Astronauta brasileiro vai para a reserva
O afastamento da carreira militar foi comunicado ao comandante da Aeronáutica, brigadeiro Luiz Carlos Bueno, numa reunião na semana passada. A decisão caiu como um balde de água fria entre os defensores da viagem de Pontes ao espaço, principalmente a Agência Espacial Brasileira (AEB) e o Ministério da Ciência e Tecnologia (MCT). Todos imaginavam que, depois da missão que custou US$ 10 milhões ao País, o astronauta atuaria como garoto propaganda do programa espacial e em favor da divulgação científica.
Uma das especulações é de que Pontes, com o afastamento, passará a prestar serviços para a Federação das Indústrias do Estado de São Paulo (Fiesp). A entidade não confirma a informação. Numa entrevista no site do Ministério da Defesa, Pontes diz que pretende “trabalhar pelo Brasil num sentido de juventude” e que espera a colaboração “da indústria nacional e do governo.”
Em seu site – no qual não faltam informações para a contratação de palestras – o astronauta afirma estar disposto a criar um instituto destinado a incentivar a educação para crianças de baixa renda. No texto ele reforça sua esperança em contar com o apoio da Força Aérea e do Senai para o projeto.
A decisão de Pontes frustrou os planos divulgados pelo presidente da AEB, Sérgio Gaudenzi. No retorno do astronauta ao Brasil, ele afirmara ao Estado que Pontes teria carta branca para decidir qual seria seu destino na agência. Ele foi convidado, por exemplo, a participar de uma viagem que a AEB faria para os Estados Unidos, para discutir a parceria do Brasil com a Nasa. Outra possibilidade seria a de Pontes trabalhar na formação de novos astronautas.
Agora, com sua saída da carreira militar, qualquer participação na AEB terá de ser negociada – e remunerada. O único vínculo que Pontes mantém com a AEB, no momento, é o compromisso de proferir – gratuitamente – palestras que já estavam agendadas.
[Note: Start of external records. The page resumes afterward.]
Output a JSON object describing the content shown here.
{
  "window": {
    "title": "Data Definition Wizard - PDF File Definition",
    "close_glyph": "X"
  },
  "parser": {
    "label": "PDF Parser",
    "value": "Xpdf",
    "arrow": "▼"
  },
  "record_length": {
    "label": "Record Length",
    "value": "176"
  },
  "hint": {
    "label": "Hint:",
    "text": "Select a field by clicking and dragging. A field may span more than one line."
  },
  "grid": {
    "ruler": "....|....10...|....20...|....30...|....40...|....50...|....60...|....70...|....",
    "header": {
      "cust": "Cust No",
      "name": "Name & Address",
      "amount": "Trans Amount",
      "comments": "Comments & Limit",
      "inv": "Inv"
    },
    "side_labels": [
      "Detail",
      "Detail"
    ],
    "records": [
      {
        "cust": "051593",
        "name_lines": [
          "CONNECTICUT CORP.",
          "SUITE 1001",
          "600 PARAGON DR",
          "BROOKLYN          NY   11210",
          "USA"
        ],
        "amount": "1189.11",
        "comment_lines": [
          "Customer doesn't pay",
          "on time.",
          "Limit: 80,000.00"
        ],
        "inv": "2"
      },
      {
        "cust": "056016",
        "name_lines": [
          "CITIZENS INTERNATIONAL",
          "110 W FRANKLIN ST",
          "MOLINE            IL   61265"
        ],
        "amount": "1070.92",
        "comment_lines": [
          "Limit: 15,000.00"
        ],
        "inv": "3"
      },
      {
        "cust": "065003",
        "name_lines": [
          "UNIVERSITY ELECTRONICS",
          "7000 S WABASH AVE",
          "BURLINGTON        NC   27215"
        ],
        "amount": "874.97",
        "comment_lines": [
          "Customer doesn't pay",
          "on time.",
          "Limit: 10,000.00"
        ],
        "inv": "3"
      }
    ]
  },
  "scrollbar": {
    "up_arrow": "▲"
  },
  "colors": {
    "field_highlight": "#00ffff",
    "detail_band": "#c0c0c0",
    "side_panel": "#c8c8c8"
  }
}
Procurado ontem pelo Estado, Gaudenzi se limitou a dizer, por meio de sua assessoria de Comunicação, que Pontes “cumpriu sua missão com a Agência Espacial Brasileira, que era levar o Programa de Microgravidade ao espaço”. Outras informações, segundo ele, deveriam ser solicitadas à Aeronáutica.
Perplexidade – Dentro do MCT, a saída de Pontes causou perplexidade. Já corria a informação de que, num período não muito distante, ele deixaria a carreira militar. Mas ninguém imaginava que tal decisão seria tomada ainda na ressaca das comemorações da viagem à Estação Espacial Internacional.
O presidente da Sociedade Brasileira para o Progresso da Ciência (SBPC), Ennio Candotti, que sempre criticou a missão do astronauta, reagiu com ironia ao afastamento de Pontes. “Agora ele deve vender bonequinhos”, disse. Em abril, denúncias de que o astronauta lucraria com a venda de lembranças com seu nome e com a realização de palestras – algo proibido pelo Código Militar – passaram a ser investigadas.
“Tudo foi publicidade, algo muito parecido com fogos de artifício, que explodem e logo acabam”, disse Candotti. Para a ciência, segundo ele, não haverá prejuízo. “A Aeronáutica é que pode perder um piloto, um operador.”
O Procurador-Geral do Ministério Público do Tribunal de Contas da União, Lucas Furtado, disse que a saída de Pontes, logo após o alto investimento feito pelo País em sua formação, não é ilegal. “Já em termos morais, é outra história”, disse.
Pela lei, servidores públicos ou funcionários que se afastam para fazer cursos têm o dever de permanecer um período no serviço público, tão logo retornem. “Se isso não é cumprido, é possível até mesmo fazer a cobrança do que foi investido no funcionário”, afirma Furtado. No caso de Pontes, no entanto, isso não se aplica. “Ele não estava afastado do serviço. A função dele era aquela.”